Just shows what a great effect Wild Justice is having. It’s legal challenges are reverberating through many aspects of better protection for our wildlife. Tremendous. It is a terrific organisation driving out the Victorian attitudes to wildlife which still persist in so many areas, especially in this Westminster Government and its supporters.
Whilst accepting the non- native argument, it seems unfair that a moorland keeper can remove Carrion Crows to assist in creating grossly un-natural densities of Red Grouse, yet a genuine wild bird Pheasant shoot, with associated conservation benefits, is denied the privilege.
I suppose a few Grey Partridge could ‘appear’ to get round it that way.
As a matter of interest how many of the birds shot on your shoot are actually eaten? By humans that is.
I ask because it really does seem to me that the way forward for shooting is for it to embrace ‘shooting for the pot’ and not just for fun!

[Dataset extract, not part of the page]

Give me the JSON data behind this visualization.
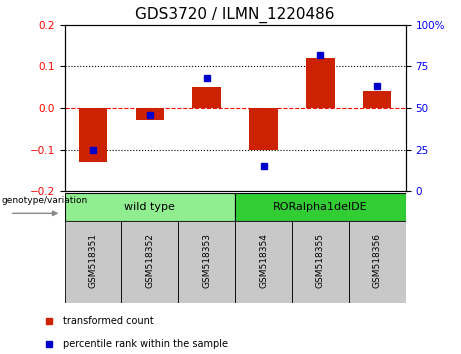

Nobody in the shooting world can argue the merits of burying or incinerating the carcasses of thousands of shot birds and the zillions of non-native birds reared far outweigh any requirement for protection from predators by so-called ‘gamekeepers’. A dramatic reduction in the the numbers released, eating what you shoot, using non-toxic shot and stopping the slaughter of any creature the shooting world considers ‘vermin’ might perhaps save what used to be a country pastime which has evolved into the present hideous killing industry no civilised society should tolerate.
Everything not consumed locally is collected by reputable dealers, a certain amount being returned, processed, for sale in the farm shop.
It is a nice thought, turning the clock back to the days when everyone hunted for their own families consumption, if they ever really existed ( market gunners etc),but it is a different world
now. Neither the countryside or peoples lifestyles , to say nothing of estate economics, are
conducive to such a change.
However, things cannot carry on as they are, and the shooting organisations know this.